WGC最新2014年金需給レポート: 宝飾品と中央銀行の需要が牽引
本日発表されたワールド・ゴールド・カウンシルの「ゴールド・デマンド・トレンド」によると、2014年の金需要は、3,924トンと前年比4%減となった。
しかし、2013年は価格の暴落によるバーゲンハンティング的な過去にない需要があったことからも、落ち着いた水準へと安定化したとのこと。
同時に発表された第4四半期の需要では、宝飾品と中央銀行の金購入が牽引し、前年同期比6%増の987トンと高い水準となったことも明らかとなった。
2014年の最大の需要源は引き続き全体需要の5分の1以上を占める宝飾品であり、2153トンと、記録的な水準となった前年比においては、10%減となった。2014年に再び世界最大の消費国となったインドの宝飾品需要は、662トンと前年比8%増と、インド政府による様々な金輸入規制が導入されていたにも拘らず、ワールド・ゴールド・カウンシルが記録を始めた1995年以来の最大の需要となった。また、2013年に世界一となった中国の宝飾品需要は、623.5トンと前年比33%減となったものの、ワールド・ゴールド・カウンシルの記録上では過去2番めの規模となった。この2カ国の需要は、全体の40%程となっているが、2013年は64%であった。
また、第2の需要規模を持つ投資需要は、前年度の885噸から2%増加し905トンとなった。この中で、金地金とコインへの投資をあわせた需要は、2013年に価格の急落による需要の急増があったことからも、40%減少したものの、上場投資信託(ETF)からの資金の流出が、前年度880トンから159トンへ大幅に減少したことからほぼ相殺されている。
中央銀行の需要は、前年比17%増の477トンと、5年連続で金購入が売却を上回った。特に第4四半期は前年同期比40%増の119トンと顕著なものとなった。これにより、16四半期連続となっている。
供給サイドにおいては、前年比ほぼ同水準の4278トンとなった。これは、リサイクルが前年の低い水準から更に下げたために、前年比2%増で3114トンと過去最高に達した鉱山産出分が相殺されたことから。
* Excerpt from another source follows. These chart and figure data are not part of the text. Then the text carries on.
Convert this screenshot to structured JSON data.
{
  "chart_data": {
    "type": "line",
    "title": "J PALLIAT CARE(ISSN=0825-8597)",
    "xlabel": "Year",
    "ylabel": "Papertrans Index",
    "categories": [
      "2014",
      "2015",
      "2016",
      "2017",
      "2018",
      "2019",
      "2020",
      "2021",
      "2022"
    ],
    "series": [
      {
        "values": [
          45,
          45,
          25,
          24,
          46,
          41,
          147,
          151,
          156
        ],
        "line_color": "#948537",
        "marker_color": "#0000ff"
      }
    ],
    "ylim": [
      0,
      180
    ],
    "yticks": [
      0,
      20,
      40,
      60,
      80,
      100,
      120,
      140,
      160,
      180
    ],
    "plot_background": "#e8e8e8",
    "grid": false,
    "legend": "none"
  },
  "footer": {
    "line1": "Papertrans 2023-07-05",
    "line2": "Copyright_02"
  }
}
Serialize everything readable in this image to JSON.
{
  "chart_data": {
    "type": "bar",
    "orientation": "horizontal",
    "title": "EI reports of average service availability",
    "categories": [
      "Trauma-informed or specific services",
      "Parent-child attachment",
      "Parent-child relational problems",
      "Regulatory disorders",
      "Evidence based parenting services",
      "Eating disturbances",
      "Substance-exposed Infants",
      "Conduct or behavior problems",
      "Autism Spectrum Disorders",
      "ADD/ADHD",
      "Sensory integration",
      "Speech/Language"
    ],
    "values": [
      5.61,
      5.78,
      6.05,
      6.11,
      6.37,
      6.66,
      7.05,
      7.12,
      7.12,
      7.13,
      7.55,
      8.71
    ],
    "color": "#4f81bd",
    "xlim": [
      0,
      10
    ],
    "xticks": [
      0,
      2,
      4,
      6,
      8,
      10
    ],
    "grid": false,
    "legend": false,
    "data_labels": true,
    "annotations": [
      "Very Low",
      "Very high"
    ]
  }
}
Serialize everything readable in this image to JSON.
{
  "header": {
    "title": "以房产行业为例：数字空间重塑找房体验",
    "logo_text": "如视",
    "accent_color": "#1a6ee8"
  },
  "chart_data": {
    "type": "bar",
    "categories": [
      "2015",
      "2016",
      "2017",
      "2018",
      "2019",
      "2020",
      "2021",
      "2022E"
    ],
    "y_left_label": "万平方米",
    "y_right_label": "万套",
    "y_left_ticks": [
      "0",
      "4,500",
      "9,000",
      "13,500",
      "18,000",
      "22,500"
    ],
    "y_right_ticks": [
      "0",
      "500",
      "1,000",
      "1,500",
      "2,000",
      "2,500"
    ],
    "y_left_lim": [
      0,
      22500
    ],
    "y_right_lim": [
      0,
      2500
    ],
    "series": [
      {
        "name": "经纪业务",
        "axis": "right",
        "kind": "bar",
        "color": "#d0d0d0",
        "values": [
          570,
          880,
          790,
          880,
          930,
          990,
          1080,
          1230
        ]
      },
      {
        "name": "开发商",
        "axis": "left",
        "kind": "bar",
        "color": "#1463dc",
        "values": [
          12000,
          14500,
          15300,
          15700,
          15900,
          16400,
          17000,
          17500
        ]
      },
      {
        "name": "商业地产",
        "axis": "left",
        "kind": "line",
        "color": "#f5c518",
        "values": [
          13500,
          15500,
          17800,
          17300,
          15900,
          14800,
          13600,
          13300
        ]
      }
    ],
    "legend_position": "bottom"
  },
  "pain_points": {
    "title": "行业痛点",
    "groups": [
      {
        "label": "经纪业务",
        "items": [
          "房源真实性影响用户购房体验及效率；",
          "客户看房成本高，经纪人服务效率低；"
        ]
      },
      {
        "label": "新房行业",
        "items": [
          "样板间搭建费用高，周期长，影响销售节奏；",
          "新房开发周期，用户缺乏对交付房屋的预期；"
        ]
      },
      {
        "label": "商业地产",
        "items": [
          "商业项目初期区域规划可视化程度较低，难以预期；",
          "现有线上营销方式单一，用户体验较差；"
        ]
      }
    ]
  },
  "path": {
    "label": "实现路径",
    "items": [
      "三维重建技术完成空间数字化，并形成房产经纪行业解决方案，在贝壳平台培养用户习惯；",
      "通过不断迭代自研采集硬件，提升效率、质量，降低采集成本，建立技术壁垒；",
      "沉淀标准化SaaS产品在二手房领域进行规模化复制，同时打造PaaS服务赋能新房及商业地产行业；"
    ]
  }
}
ワールド・ゴールド・カウンシルのインベストメント・ストラテジー部門のマネージング・ディレクターのマーカス・グラブは、2014年について特に注目すべきは西洋から東洋への金の現物需要のシフトに続き、アジアでの金インフラストラクチャーの開発が進んでいることとし、Shanghai Gold Exchange International Board、トルコの「Gold Send」モバイルアプリ、シンガポールと香港の新たなキロバー契約を始めとする新しい商品やプラットフォームが登場し、より金が購入しやすくなることについてコメントしている。
またマーカス・グラブ氏は、BBC4ラジオの旗艦番組である「Today」で、最新レポートに関するインタビューに答え、ユーロ圏での金の需要が今年高まっているとし、債務問題でユーロ脱退の憶測が広がるギリシャにおいて、「今年1月の金貨の需要が、昨年第4四半期全体以上となった。」と答えてる。